In 2020, CalPERS determined that the confidential premium and other pay additives were not pensionable because Serrano was on leave and not performing duties as a police officer. “The City appealed this determination, which Serrano later joined. CalPERS subsequently reviewed the entirety of Serrano’s pay and determined the other pay additives were also not pensionable.”

This decision was upheld by the Administrative Board of CalPERS and later by the superior court. Serrano appealed, arguing that Government Code section 3558.8, part of the Meyers-Milias-Brown Act, guaranteed he would not lose any compensation or benefits, including pensionable compensation, while serving as Association president. He also challenged the specific exclusions of the confidential premium and holiday pay from his pensionable compensation.

The California Court of Appeal, Third Appellate District, affirmed the lower court’s decision, rejecting Serrano’s arguments.

The Court first addressed whether section 3558.8 required all of Serrano’s police sergeant compensation to remain pensionable while he served as Association president. The Court concluded that the statute did not mandate this result: it interpreted “compensation” in section 3558.8 by referencing the Retirement Law’s definition, which distinguishes between general compensation and “compensation earnable” for pension purposes. Additionally, the Court noted that “compensation earnable” is limited to base pay and special compensation for work performed during normal hours, as defined by statute and regulations. The Court emphasized that section 3558.8 ensured Serrano received his base salary and employer retirement contributions but did not override CalPERS’ authority to determine what qualifies as pensionable compensation.

Regarding the confidential premium, the Court agreed with CalPERS that it was non-pensionable because it constituted overtime pay, which is excluded from pension calculations under the Retirement Law. The Court relied on the MOU’s language, which described the premium as “in lieu of 20 hours per pay period at time and one-half,” and noted that overtime is explicitly excluded from pensionable compensation. “The memorandum both acknowledged the confidential premium was in exchange for overtime and set the value of this premium.”

As for holiday pay, the Court found it non-pensionable because Serrano did not meet the regulatory definition under CalPERS’ rules.
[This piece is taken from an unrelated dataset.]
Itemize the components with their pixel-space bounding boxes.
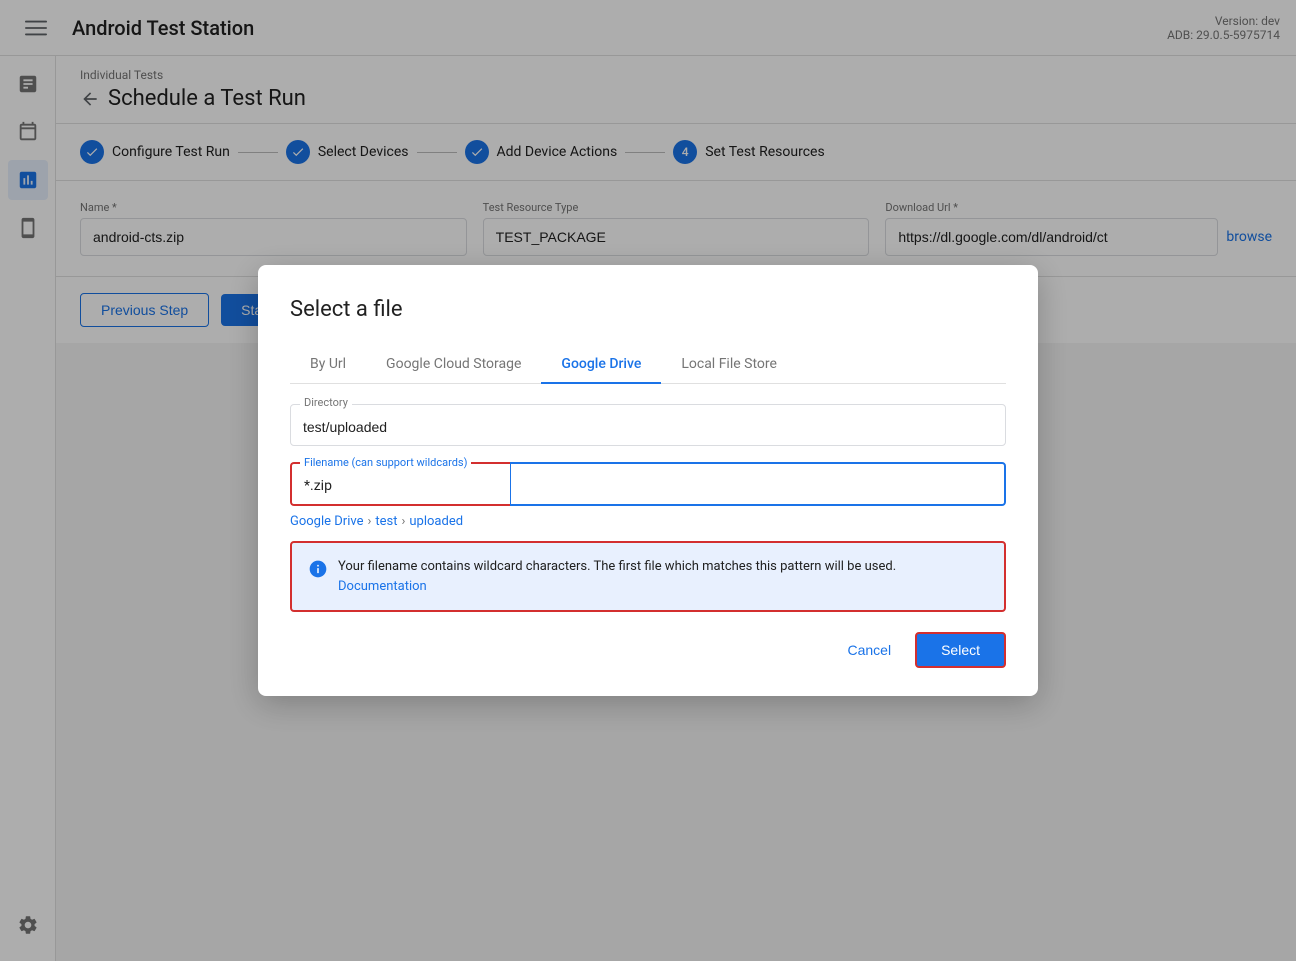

The regulation required holiday pay to be “additional compensation for employees who are normally required to work on an approved holiday.” Serrano conceded he was not required to work on holidays while serving as Association president, and the Court held this disqualification was fatal to his claim. The Court also dismissed Serrano’s reliance on a prior case involving holiday pay, noting that the facts were distinguishable and the regulation’s requirements were not met.

Serrano v. Public Employees’ Retirement System, 2025 Cal. App. LEXIS 104* (Cal. Ct. App. 2025).